Il s’avança en direction de Nocturna et dit :

— Je suis roi de Landover. Tu n’es peut-être pas de cet avis, et d’autres avec toi, mais jusqu’à nouvel ordre il en sera ainsi. Un roi a certaines responsabilités, et parmi elles, celle de protéger ses sujets. Tu t’es permis de me défier et de placer des personnes qui sont non seulement mes sujets, mais aussi mes amis, dans une situation extrêmement dangereuse. Si dangereuse que je ne les reverrai peut-être jamais !

« Tu as scellé ton sort, Nocturna.

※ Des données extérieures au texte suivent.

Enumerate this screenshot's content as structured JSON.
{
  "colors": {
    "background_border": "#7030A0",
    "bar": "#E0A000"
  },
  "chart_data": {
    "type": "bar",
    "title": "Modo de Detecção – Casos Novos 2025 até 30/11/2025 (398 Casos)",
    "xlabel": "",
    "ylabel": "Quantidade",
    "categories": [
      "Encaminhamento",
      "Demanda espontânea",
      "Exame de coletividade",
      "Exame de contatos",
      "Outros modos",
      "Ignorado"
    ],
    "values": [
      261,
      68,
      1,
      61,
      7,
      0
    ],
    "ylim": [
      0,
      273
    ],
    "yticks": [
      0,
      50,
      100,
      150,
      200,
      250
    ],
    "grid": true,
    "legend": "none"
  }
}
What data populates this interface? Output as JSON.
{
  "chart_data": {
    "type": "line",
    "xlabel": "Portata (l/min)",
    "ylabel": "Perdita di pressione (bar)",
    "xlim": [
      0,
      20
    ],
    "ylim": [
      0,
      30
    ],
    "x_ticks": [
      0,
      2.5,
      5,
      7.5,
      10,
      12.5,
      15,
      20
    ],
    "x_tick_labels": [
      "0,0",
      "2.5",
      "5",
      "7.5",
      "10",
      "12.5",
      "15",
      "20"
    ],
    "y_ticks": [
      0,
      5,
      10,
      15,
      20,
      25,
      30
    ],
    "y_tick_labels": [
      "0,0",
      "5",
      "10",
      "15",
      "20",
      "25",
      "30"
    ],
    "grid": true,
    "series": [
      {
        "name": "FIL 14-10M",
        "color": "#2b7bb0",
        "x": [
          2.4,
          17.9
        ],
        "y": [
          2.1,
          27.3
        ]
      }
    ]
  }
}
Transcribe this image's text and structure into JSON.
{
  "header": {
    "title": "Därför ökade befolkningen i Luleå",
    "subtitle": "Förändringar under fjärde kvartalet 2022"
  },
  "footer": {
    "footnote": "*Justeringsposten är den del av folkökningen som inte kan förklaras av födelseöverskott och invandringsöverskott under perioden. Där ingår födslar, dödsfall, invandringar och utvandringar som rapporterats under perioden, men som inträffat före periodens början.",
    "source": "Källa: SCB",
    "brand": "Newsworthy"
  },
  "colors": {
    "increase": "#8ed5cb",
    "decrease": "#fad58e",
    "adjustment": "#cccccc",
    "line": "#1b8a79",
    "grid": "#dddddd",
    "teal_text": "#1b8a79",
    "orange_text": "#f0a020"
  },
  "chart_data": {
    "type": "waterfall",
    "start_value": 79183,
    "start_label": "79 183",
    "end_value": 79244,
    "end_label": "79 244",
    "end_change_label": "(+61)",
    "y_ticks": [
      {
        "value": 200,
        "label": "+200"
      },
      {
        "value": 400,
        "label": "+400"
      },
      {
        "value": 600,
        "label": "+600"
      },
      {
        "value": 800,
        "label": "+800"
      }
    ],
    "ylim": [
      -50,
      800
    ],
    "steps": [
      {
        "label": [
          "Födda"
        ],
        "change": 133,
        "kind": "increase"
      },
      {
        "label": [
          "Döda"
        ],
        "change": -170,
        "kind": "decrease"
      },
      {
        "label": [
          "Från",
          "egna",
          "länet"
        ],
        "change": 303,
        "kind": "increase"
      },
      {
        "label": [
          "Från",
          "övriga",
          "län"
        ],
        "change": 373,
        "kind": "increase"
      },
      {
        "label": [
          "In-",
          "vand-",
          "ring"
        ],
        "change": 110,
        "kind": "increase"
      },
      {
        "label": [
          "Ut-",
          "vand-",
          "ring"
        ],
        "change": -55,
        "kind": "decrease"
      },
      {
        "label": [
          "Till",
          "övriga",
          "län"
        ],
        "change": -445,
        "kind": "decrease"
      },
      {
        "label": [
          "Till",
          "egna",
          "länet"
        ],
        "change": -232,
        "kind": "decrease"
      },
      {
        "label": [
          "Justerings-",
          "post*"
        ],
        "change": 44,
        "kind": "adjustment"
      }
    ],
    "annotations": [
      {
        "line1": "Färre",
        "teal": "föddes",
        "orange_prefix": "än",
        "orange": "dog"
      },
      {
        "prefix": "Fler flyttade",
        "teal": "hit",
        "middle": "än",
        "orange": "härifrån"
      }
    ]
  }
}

Ce que tu as fait à mes amis, je te le fais à présent. Je t’ordonne de te transformer en corbeau et de voler vers le monde des fées. Ne détourne pas ton vol. Va jusqu’à ce que tu sois retournée dans ton ancien univers, et continue à voler jusqu’à ce qu’arrive ce qui doit arriver. »

La sorcière tremblait de rage et d’indignation, et une lueur de peur s’alluma soudain dans ses yeux de braise.

— La magie des fées va me consumer ! souffla-t-elle.

— Fais ce que je t’ai dit, Nocturna. Tout de suite !

Elle se raidit, puis un halo de lumière écarlate l’enveloppa. Des flammes s’élevèrent vers le ciel dans les flambeaux métalliques. La sorcière et la lumière disparurent et à leur place se trouvait le corbeau. Il déploya ses ailes en hurlant et s’envola dans la forêt.

Ben le suivit du regard en se demandant s’il n’allait pas revenir. Mais non. Nocturna était partie. Il ignorait ce qui lui arriverait lorsqu’elle rejoindrait les brumes, mais il se doutait bien que ce ne serait pas très agréable. Tant pis. Il lui avait au moins laissé la chance de survie qu’elle n’avait pas accordée à ses amis. Ce n’était que justice.

Il n’était tout de même pas si sûr de lui.

— Sortons d’ici, murmura-t-il à Fillip et à Sott.